In Pennsylvania, Mangione faces charges including allegedly possessing an untraceable ghost gun.

In New York, he faces charges including second-degree murder. Mangione has hired Karen Friedman Agnifilo, a former member of the Manhattan District Attorney’s Office, as his lawyer in New York.

His court appearance is set for 9 a.m. Thursday.

Mangione was apprehended at a McDonald’s in Altoona, Pennsylvania, on Dec. 9 after nearly one week on the run. He’s accused of gunning down Thompson outside a Midtown Manhattan hotel on Dec. 4 as the CEO headed to an investors conference.

“Just a cold-blooded, horrible killing,” President-elect Donald Trump said at a news conference Monday.

Thompson’s murder ignited online anger at the health insurance industry.

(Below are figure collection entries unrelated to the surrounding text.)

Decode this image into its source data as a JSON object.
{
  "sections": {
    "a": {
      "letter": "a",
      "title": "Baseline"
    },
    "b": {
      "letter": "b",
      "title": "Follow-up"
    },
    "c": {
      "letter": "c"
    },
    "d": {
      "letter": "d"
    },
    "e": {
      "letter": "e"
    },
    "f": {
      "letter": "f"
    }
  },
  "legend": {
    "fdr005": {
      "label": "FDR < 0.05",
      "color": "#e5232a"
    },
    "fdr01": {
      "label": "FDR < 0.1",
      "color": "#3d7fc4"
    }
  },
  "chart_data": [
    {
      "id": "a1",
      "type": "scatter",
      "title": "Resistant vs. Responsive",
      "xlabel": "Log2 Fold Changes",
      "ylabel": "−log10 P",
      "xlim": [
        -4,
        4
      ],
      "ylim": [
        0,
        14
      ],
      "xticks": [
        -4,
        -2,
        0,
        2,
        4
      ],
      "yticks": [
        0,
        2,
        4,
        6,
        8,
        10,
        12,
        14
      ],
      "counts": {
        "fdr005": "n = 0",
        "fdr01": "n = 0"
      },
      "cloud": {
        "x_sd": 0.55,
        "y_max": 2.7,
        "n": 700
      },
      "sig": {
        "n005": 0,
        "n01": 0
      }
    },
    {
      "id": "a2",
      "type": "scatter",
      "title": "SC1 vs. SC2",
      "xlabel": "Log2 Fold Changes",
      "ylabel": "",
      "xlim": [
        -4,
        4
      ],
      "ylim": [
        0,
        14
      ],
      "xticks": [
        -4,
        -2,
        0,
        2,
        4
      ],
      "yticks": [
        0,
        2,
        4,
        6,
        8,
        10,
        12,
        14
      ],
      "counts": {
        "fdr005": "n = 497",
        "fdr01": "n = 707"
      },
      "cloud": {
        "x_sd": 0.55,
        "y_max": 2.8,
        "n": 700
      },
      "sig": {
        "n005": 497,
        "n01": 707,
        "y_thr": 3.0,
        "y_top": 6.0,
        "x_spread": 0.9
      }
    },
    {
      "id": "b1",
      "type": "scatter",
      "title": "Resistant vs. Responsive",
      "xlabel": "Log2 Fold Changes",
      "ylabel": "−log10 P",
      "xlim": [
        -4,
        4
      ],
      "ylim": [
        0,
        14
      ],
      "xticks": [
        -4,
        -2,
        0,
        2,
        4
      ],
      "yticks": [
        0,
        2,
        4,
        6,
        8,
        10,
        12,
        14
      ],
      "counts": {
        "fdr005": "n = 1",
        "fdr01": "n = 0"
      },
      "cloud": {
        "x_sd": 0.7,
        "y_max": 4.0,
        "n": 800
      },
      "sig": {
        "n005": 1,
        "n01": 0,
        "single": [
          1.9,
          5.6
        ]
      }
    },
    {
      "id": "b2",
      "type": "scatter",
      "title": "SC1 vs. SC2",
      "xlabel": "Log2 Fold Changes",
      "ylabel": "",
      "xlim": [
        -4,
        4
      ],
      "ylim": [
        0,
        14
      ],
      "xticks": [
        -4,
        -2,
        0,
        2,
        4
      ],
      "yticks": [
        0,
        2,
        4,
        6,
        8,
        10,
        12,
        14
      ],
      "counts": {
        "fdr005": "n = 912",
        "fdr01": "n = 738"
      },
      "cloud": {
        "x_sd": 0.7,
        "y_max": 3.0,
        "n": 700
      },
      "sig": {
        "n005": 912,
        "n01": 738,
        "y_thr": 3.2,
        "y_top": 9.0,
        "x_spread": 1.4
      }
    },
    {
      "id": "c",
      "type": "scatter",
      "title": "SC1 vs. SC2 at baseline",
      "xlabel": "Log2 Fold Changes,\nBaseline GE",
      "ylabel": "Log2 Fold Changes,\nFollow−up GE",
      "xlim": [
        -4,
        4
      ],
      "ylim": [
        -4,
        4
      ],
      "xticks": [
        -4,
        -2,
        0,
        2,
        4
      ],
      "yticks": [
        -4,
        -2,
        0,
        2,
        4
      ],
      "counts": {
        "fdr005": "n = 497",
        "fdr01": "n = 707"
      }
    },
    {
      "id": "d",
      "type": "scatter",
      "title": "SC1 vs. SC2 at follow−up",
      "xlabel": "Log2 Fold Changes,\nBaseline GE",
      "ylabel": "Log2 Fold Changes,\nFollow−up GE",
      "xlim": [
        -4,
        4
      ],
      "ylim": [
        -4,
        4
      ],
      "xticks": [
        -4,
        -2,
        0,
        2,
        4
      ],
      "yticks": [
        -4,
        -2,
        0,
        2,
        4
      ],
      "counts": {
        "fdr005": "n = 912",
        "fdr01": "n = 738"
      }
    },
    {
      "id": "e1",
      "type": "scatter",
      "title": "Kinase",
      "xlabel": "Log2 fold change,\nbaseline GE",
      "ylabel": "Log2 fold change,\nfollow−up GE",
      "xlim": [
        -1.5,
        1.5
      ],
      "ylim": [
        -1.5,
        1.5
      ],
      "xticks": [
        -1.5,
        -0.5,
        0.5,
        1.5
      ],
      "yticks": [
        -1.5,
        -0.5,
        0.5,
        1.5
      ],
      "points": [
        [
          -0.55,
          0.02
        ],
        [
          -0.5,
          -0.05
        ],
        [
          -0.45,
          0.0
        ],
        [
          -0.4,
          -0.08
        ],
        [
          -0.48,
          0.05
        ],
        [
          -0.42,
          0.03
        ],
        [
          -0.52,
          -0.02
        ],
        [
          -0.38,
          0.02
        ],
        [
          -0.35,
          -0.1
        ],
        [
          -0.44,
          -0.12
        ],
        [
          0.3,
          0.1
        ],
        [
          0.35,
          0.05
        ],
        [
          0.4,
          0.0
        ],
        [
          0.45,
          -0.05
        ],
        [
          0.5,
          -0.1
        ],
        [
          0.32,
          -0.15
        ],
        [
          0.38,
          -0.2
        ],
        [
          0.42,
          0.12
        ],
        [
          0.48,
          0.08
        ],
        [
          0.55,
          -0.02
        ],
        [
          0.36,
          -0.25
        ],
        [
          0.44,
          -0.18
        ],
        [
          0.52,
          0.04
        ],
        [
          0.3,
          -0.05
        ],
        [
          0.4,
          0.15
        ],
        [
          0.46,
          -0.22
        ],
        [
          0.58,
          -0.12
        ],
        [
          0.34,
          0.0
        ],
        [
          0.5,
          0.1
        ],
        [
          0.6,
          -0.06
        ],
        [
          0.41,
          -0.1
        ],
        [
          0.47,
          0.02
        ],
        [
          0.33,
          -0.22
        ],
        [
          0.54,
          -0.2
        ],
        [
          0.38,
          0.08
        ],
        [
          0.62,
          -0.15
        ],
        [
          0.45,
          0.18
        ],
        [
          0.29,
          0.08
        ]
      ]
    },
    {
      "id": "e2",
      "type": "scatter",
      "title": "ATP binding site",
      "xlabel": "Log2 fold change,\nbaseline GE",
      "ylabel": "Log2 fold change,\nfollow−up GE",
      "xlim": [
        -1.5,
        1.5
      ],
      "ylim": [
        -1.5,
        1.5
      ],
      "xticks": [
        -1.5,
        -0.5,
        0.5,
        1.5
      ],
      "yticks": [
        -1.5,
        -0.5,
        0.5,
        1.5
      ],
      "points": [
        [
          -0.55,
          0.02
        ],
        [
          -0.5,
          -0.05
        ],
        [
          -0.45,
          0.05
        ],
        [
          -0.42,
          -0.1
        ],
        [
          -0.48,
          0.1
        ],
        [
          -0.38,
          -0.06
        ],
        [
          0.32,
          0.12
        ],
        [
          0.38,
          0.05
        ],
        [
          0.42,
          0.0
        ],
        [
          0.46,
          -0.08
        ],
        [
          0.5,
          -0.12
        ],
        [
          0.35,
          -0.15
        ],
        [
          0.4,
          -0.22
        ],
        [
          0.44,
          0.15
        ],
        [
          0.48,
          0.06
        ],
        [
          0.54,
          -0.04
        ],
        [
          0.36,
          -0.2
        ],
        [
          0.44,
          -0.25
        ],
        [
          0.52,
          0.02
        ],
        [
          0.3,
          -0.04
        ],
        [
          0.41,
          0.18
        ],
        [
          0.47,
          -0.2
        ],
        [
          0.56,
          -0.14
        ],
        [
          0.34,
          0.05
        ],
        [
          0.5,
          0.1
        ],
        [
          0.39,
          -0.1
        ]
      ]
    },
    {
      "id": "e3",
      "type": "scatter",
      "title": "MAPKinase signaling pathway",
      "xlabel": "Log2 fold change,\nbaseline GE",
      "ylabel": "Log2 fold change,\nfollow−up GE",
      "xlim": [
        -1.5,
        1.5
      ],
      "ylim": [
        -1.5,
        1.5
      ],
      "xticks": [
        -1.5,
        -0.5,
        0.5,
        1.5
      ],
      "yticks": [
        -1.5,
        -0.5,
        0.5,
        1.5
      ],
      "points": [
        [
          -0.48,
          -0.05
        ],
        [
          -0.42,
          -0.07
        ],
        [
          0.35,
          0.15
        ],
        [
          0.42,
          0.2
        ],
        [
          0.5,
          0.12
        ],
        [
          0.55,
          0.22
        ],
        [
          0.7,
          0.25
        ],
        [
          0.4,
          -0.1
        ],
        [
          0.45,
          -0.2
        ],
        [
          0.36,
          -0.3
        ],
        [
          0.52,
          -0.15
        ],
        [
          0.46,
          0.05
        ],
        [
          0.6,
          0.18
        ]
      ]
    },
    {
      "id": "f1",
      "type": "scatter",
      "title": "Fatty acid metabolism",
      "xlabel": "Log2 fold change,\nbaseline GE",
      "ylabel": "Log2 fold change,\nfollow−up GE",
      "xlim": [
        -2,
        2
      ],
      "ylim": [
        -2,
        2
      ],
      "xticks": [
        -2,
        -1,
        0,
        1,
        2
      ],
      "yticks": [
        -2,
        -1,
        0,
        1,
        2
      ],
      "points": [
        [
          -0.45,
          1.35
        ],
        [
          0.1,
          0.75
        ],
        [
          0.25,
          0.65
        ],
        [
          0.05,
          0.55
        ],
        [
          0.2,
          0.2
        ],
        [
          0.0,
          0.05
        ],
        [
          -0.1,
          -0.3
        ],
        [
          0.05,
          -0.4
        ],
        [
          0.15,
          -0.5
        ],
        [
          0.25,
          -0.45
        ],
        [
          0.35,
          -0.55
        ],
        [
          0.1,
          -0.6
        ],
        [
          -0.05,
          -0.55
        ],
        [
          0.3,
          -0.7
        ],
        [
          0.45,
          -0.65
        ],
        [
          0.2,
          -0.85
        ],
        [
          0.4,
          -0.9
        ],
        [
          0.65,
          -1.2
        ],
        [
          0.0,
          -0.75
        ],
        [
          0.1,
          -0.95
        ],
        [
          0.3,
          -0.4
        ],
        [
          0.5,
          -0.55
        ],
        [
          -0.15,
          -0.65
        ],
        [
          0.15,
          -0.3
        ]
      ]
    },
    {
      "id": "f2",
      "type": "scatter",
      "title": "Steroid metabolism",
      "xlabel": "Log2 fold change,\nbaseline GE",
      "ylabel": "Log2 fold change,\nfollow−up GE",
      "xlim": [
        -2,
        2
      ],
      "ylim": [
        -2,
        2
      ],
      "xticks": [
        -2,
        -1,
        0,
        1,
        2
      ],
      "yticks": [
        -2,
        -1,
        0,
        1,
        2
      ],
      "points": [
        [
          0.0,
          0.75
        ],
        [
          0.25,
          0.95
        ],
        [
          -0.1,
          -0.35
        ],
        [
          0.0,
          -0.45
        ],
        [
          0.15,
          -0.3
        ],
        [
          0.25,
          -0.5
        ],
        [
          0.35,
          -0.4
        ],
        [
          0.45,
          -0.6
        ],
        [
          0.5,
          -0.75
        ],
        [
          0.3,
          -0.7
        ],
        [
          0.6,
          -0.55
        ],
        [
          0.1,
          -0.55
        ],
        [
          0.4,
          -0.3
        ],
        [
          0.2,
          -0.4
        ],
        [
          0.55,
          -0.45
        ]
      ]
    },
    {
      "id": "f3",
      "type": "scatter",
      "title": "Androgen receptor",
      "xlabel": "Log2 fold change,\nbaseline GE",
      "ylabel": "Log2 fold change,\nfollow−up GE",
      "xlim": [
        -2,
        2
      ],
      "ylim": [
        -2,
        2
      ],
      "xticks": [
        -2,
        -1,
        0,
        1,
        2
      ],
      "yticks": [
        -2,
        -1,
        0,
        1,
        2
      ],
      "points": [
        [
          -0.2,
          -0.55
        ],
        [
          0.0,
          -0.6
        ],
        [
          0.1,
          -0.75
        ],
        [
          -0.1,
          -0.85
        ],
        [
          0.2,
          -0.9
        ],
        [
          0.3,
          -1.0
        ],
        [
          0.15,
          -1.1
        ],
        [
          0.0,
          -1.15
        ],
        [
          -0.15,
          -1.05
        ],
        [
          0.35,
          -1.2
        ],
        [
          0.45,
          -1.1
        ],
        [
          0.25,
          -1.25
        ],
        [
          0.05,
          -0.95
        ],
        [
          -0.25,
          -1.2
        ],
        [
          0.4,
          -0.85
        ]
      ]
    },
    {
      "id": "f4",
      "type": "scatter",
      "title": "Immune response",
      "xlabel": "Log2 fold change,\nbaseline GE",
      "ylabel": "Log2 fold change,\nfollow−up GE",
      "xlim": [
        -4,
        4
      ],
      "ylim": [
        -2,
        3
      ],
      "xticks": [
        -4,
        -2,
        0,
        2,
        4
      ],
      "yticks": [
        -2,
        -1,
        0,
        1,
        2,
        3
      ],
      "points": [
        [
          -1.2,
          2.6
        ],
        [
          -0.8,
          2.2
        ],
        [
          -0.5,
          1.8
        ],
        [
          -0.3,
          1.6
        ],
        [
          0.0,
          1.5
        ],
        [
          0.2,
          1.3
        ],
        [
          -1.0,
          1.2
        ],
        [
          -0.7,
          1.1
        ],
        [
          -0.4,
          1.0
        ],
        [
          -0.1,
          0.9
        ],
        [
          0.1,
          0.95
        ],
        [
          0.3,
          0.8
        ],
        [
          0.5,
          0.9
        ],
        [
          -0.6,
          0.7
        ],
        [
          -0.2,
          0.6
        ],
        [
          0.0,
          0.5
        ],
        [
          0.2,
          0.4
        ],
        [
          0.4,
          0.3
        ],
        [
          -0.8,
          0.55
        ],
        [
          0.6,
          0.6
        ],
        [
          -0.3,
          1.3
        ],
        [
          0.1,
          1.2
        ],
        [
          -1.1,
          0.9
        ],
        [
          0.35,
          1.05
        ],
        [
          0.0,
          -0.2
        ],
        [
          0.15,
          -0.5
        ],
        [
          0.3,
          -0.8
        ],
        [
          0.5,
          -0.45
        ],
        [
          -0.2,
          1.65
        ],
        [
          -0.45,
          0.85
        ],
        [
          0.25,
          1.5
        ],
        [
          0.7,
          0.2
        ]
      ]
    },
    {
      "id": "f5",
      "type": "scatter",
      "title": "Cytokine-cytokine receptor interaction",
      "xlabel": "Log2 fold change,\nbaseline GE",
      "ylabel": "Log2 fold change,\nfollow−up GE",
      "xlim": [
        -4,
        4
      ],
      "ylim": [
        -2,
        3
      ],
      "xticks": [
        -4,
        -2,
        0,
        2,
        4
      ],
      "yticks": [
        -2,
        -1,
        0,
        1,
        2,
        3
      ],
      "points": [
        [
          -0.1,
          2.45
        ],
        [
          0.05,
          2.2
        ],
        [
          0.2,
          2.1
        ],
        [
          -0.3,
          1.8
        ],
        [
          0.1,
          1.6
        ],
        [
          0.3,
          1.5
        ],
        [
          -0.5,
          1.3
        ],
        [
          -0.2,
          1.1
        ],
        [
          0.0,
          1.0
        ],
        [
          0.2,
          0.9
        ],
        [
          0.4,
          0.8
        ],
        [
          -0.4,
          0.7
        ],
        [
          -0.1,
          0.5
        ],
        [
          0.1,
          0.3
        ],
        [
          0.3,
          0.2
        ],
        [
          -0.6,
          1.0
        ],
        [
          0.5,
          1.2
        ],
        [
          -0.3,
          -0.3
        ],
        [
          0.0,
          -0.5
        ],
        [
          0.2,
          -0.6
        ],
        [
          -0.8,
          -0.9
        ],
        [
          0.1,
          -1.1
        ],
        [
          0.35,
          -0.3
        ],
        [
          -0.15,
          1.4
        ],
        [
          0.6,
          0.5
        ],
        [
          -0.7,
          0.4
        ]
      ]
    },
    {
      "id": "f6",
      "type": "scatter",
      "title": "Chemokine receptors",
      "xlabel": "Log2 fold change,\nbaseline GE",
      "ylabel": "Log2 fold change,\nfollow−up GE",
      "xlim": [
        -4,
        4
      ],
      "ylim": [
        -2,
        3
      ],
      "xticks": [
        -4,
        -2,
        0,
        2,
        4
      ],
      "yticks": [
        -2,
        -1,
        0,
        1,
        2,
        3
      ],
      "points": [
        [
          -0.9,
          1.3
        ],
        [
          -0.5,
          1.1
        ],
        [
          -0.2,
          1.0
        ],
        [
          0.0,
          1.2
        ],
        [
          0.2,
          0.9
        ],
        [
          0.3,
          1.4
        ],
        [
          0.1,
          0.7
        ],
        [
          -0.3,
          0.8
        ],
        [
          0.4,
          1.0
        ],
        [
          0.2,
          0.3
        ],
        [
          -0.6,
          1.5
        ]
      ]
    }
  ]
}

Many people online have celebrated the suspect and some have donated to a defense fund for Mangione.

“It’s really terrible that some people seem to admire him, like him,” Trump said.

“It seems that there’s a certain appetite for him. I don’t get it,” Trump added.

Sources said writings police seized from Mangione suggest he was fixated on UnitedHealthcare for months and gradually developed a plan to kill the CEO.

Among the writings recovered from Mangione was a passage that allegedly said, “What do you do? You whack the CEO at the annual parasitic bean-counter convention,” according to law enforcement officials.

Neither Mangione nor his parents received insurance through UnitedHealthcare, the company said.

FBI agents and NYPD detectives spoke to Mangione’s mother the day before his Dec. 9 arrest after San Francisco police informed them she had filed a missing persons report and Mangione’s photo seemed to match the suspect photo, law enforcement sources told ABC News. Mangione’s mother told the New York investigators that the person in the widely shared surveillance images could be her 26-year-old son, sources said.